Planning constraints are the biggest issue facing garden retailers, says Piers Mummery, who sold up his Shoots chain last week to Squire's and will leave the industry.
Mummery, who hopes to take a new entrepreneurial role after the summer, said: "The major inhibitor to growth is planning. It is so difficult. We've fallen foul of planning authorities on a few occasions. It's a really big thing for the industry. Local authorities should open up."
HTA president and Scotsdales managing director Caroline Owen agreed. "It's our biggest issue at Scotsdales without any doubt. We operate in a green belt area and even if you have special circumstances they still don't budge," she said. "If we wanted to do a really different building on our site we wouldn't be able to.

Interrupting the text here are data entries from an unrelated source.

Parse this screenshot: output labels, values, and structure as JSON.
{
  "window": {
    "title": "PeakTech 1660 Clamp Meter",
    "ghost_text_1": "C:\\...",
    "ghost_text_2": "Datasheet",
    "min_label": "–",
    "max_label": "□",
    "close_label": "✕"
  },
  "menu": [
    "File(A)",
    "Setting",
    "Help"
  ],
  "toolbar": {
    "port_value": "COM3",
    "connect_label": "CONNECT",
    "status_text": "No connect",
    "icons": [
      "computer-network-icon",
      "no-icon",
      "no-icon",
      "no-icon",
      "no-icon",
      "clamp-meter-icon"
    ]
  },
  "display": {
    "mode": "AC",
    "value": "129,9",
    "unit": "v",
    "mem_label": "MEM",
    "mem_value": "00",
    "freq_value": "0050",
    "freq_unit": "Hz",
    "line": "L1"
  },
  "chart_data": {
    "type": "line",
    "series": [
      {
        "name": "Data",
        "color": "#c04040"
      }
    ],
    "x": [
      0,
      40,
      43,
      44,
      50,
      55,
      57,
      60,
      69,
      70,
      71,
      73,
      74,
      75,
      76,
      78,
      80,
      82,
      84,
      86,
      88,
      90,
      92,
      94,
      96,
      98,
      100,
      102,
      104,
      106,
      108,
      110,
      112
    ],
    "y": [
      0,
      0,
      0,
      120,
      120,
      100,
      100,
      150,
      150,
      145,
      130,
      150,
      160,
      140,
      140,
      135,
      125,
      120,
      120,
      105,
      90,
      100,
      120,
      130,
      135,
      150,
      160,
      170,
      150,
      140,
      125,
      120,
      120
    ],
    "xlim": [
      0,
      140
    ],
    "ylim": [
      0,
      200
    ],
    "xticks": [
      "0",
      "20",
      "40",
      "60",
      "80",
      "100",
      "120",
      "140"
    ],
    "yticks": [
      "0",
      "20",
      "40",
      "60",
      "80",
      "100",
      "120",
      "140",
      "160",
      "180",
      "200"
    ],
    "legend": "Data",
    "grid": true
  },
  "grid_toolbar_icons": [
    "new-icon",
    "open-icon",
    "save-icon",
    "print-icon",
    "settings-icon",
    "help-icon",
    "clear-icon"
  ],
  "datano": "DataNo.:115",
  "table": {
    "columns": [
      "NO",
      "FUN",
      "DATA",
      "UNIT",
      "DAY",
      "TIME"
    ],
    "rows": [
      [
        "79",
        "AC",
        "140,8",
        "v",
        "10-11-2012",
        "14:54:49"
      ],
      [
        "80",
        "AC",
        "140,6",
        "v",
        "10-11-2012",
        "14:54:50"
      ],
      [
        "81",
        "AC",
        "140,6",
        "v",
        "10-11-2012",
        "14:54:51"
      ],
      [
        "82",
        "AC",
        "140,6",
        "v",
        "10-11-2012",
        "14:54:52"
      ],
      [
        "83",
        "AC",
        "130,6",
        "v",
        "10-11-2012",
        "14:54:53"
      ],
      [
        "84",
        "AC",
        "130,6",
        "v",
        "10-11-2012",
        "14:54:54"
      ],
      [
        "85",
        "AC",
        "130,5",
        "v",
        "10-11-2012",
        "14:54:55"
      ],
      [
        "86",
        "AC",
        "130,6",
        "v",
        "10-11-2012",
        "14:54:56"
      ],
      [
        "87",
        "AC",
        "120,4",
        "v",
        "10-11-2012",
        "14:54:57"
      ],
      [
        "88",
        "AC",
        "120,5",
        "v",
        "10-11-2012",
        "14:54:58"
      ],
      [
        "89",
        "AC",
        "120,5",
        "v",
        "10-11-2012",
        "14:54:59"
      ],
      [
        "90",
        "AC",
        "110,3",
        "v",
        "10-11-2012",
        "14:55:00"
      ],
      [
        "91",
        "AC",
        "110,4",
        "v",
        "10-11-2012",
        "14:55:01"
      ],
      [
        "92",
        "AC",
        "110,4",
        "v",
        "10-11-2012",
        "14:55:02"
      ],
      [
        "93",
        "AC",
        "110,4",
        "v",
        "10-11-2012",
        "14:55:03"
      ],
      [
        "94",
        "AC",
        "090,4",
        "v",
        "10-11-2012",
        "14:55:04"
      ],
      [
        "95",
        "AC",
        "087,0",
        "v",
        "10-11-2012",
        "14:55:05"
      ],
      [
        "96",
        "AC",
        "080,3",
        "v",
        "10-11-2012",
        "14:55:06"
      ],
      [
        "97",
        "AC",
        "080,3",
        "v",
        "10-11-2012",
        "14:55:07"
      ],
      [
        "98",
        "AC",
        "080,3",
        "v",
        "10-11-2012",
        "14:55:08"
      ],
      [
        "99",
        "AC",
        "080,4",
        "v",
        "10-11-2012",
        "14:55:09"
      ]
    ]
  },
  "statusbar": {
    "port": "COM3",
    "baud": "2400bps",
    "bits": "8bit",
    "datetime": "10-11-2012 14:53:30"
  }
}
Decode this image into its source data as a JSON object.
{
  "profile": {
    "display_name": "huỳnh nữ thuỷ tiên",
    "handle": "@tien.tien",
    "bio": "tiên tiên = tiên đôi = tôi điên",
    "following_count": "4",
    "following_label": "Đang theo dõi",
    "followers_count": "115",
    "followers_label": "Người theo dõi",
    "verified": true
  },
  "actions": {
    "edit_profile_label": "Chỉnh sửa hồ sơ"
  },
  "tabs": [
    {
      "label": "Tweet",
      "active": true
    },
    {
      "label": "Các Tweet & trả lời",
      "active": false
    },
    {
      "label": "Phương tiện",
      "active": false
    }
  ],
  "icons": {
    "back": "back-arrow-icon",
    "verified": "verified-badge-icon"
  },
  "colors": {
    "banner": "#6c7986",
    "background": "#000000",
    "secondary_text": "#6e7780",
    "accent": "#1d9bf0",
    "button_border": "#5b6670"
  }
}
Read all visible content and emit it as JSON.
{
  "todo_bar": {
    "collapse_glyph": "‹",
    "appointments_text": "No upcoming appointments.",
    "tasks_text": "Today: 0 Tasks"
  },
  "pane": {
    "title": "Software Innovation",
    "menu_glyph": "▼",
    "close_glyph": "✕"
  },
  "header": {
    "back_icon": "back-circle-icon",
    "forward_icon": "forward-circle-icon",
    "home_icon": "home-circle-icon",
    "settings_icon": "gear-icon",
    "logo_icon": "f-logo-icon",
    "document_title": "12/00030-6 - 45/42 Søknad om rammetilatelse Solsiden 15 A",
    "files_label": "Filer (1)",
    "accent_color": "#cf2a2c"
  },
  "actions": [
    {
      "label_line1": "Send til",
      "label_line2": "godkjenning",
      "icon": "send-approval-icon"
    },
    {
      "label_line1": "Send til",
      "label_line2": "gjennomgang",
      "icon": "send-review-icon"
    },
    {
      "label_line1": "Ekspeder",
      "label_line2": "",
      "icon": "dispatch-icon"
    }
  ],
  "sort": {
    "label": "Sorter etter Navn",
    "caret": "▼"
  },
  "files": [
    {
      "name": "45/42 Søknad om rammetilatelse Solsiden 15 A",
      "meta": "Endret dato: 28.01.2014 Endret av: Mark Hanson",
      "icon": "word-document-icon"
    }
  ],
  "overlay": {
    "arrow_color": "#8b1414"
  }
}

Maybe under decentralisation that could have an effect."
Planning consultant Malcolm Scott cautioned that the current government had not relaxed planning law and was mainly encouraging development in economic development zones and existing industrial zones.
On the impact of localism, he said many local authorities are likely to be more protectionist. "However, if you can develop a good relationship with your community and offer a post office, or shop, or allotments, planners may give you better treatment," he added.
KNOW THE LAW
MALCOLM SCOTT, OWNER, MALCOLM SCOTT CONSULTANTS
"Planning has not got any easier under the present government. But strict planning law does protect the value of existing garden centres because if councils permitted building everywhere their value would go down. You can't talk to your local planning officer any more. You need to know the law. Because garden centres are successful, planning becomes an issue. For Shoots, the council made it clear there would be no more development at the Stanmore site years ago. Due diligence would have found that out. Planning is about using a technical solution. Owners need professional representation.